Factors Affecting L-lysine Production:


1. Temperature : 
  • The effect of temperature on L-lysine production is numerous. 
  • The optimum temperature used for the production of L-lysine by submerged fermentation of Corynebacterium glutamicum and other bacteria is between 30 to 40°C.
  • Temperature can affect the growth of Corynebacterium glutamicum activity. In the optimum temperature range, as the temperature increases the growth and metabolism of the Corynebacterium glutamicum accelerate, and the rate of the fermentation reaction increases. 
  • When the temperature exceeds the optimal temperature range as the temperature rises the Corynebacterium glutamicum activity is quickly inactivated and the fermentation rate is reduced. 
  • Therefore, to ensure a normal fermentation process, it is necessary to maintain the optimum temperature.

2. pH : 
  • pH can affect the activity of microorganisms, enzymes, and fermentation rate. 
  • Based on the type of substrate and media and microorganisms the pH is vary. 
  • In defined media, the initial pH of the medium is usually adjusted to 7.2-7.3, while in the case of molasses, the pH must be neutral or slightly acidic. 
  • The pH of the medium is adjusted with NaOH, H2SO4, and HCl.  
  • In addition, pH will also affect the decomposition of nutrients in the medium. Therefore, the pH of the fermentation broth should be controlled.

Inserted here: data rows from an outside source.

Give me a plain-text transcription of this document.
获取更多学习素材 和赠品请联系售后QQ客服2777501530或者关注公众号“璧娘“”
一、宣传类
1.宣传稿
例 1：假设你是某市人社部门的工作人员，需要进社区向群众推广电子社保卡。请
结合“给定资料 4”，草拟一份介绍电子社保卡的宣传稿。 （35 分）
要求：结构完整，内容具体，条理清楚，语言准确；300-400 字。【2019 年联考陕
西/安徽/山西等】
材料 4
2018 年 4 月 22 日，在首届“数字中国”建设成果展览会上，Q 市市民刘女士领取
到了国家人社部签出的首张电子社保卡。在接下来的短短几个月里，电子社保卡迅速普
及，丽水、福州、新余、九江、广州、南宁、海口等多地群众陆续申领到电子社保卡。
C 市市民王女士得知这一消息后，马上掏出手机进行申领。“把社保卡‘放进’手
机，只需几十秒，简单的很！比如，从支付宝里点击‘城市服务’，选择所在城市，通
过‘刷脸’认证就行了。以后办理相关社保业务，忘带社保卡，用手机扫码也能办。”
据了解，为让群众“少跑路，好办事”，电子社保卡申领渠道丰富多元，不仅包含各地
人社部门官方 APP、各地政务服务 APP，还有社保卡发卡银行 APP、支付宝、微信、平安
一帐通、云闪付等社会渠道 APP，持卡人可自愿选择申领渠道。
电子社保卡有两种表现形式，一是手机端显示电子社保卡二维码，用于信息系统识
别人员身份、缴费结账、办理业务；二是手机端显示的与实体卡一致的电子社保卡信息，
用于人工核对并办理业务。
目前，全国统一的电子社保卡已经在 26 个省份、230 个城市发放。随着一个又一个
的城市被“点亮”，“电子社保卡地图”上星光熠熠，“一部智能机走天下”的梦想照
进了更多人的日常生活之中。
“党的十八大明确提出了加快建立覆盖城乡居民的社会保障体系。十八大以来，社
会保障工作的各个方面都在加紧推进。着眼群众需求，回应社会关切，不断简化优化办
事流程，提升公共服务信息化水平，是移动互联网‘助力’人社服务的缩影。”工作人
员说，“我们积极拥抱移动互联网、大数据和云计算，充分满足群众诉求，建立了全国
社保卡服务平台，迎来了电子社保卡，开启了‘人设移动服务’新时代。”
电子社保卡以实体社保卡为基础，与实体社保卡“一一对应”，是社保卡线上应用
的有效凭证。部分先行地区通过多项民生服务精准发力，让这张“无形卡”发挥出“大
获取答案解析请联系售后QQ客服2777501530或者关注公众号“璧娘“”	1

3. Dissolved oxygen Concentration : 
  • The supply of oxygen is a key factor for aerobic fermentation and therefore it requires oxygen. 
  • Aeration and agitation meet the oxygen demand of a fermentation process of L-lysine 
  • Agitation is important for heat transfer, adequate mixing, and mass transfer.
  • Aeration and agitation both maintain the homogeneous environment of culture by continuous mixing. 
  • Therefore, a large amount of oxygen must be continuously added to the fermentation broth, and stirring can increase the solubility of oxygen in the fermentation broth. 
  • The concentration of dissolved oxygen increased with the increase in the speed of agitation.

4. Concentration of nutrients : 
  • The concentration of various nutrients in the fermentation broth, especially the ratio of carbon to nitrogen, inorganic salts, and vitamins, will directly affect the growth of bacteria and the production of L-lysine.